Aber auch das beste Laufwerk benötigt einmal neue Schmiermittel. Keinesfalls wollte ich die große Metallplatte an der Oberseite des Gerätechassis demontieren. Glücklicherweise lässt sich die Welle des Schwungrades nach dem Abnehmen einer kleinen Platte auf der Geräteunterseite schmieren, die das Lager enthält. Hier war aber vor dem Aufbringen neuer Schmiermittel eine gründliche Reinigung notwendig.

Ich habe bei dieser Gelegenheit auch gleich die Wickelteller demontiert und deren Wellen mit neuen Schmiermitteln versehen. Außerdem wurde das Gerätechassis so gut wie möglich gereinigt.

Die Rutschkupplungen der Wickelteller stellen recht eigenartige Konstruktionen dar. Beim Auseinandernehmen sollte man genau aufpassen, wie die Teile vorher zusammengesetzt waren. Glücklicherweise habe ich ja vor dem Zerlegen Bilder gemacht, wie man sieht.

Natürlich habe ich auch das Gehäuse gründlich gereinigt, bevor der Zusammenbau erfolgte. Auf jeden Fall hat sich die Reparatur des Gerätes gelohnt. Es nimmt einwandfrei auf, und auch die Wiedergabe ist klar und deutlich. Die Aufnahmeautomatik reagiert zeitweise etwas träge, ist aber durchaus brauchbar. Immerhin ist es durch sie möglich, gute Tonbandaufnahmen zu machen, ohne Gefahr zu laufen, die Aufnahmen zu über- oder untersteuern.
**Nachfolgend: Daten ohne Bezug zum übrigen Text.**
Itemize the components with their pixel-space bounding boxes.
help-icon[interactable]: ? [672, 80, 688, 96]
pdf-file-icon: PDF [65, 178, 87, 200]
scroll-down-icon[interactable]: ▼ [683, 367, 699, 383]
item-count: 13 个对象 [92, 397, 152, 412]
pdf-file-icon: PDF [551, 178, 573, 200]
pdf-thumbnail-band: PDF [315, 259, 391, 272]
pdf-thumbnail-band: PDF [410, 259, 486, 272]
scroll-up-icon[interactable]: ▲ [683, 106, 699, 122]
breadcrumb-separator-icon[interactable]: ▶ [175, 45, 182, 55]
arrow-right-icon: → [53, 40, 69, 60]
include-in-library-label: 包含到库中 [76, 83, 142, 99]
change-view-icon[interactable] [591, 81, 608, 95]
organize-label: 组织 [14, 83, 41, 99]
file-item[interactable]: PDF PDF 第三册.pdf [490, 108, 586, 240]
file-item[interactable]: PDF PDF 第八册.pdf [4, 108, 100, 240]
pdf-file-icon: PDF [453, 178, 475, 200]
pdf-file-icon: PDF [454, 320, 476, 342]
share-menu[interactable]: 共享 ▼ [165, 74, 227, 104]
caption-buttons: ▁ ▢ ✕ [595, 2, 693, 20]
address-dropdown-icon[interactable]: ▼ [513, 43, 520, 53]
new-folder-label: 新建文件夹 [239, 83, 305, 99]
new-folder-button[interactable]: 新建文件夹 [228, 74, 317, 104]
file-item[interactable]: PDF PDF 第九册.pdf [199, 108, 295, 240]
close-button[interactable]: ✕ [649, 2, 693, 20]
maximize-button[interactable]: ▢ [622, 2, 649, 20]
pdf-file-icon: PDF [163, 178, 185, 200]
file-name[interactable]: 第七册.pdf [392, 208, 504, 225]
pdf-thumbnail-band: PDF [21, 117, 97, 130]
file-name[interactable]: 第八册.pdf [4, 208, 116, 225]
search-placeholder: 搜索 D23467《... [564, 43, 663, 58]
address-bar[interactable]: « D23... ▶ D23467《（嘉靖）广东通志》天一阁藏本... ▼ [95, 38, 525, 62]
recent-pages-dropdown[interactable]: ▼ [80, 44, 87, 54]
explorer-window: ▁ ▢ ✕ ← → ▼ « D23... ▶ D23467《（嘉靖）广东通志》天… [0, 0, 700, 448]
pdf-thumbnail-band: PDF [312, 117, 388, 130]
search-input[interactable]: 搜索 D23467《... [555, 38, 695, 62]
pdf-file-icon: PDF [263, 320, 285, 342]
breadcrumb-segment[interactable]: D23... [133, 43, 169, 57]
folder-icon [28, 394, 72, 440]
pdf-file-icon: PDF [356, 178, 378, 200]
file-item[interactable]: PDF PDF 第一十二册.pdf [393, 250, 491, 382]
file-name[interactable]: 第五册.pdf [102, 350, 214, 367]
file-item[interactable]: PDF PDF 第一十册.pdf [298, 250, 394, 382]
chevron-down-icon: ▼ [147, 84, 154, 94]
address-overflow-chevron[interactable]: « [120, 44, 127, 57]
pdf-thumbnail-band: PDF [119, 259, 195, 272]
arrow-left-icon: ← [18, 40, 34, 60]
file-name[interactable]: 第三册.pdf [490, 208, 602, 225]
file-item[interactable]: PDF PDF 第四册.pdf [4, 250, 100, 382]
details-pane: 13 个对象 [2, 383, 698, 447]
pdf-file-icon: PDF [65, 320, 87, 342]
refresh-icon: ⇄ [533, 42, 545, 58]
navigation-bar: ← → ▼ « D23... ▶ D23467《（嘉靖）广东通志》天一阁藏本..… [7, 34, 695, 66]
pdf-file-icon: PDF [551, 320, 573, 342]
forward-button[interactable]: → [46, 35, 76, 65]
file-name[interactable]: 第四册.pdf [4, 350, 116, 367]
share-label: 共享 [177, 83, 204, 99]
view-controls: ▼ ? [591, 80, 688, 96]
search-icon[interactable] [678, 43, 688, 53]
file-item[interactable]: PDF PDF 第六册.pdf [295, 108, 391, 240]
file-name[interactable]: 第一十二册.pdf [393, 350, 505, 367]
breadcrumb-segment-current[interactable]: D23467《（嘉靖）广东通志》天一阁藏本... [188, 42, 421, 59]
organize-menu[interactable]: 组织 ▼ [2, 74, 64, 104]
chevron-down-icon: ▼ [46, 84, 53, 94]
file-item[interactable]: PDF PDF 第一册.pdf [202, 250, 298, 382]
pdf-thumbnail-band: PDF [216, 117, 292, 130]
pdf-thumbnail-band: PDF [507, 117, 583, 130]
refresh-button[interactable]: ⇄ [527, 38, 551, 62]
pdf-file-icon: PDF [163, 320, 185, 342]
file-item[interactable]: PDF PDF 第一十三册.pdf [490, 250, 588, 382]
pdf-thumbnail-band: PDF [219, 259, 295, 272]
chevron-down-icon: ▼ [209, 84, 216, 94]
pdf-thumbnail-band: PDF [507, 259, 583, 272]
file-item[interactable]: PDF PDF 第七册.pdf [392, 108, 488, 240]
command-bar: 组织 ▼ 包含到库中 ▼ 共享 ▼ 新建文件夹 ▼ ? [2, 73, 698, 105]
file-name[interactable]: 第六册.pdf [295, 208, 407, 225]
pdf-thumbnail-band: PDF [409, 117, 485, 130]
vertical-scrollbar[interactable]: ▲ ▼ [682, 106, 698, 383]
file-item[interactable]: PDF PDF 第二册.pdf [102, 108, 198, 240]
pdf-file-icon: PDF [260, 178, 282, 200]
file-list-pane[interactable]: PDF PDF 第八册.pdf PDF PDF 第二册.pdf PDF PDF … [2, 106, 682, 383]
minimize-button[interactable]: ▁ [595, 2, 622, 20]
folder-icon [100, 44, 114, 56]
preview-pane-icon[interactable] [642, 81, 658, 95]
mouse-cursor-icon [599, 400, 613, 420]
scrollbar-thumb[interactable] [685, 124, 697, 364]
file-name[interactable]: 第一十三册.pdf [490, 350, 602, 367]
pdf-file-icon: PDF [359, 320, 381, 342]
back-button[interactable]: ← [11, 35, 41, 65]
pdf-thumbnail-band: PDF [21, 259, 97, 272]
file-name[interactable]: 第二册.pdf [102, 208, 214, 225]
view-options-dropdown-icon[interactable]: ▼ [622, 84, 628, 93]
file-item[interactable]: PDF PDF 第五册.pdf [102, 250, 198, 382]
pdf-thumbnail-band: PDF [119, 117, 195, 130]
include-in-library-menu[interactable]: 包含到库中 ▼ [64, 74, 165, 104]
Die 100er Reihe von Grundig bildete sozusagen die Nachfolger der bestimmt ebenso erfolgreichen 10er und 20er Reihe (TK 14, 17, 19 sowie 23 und 27). Es sind sicherlich keine High-End-Bandmaschinen, wurden Sie doch für damalige Verhältnisse relativ preisgünstig hergestellt und angeboten. Immerhin war es durch den Hersteller Grundig erstmalig möglich, relativ günstige Tonbandgeräte zu kaufen, die auch für den Otto-Normalverbraucher zumindest einigermaßen erschwinglich waren.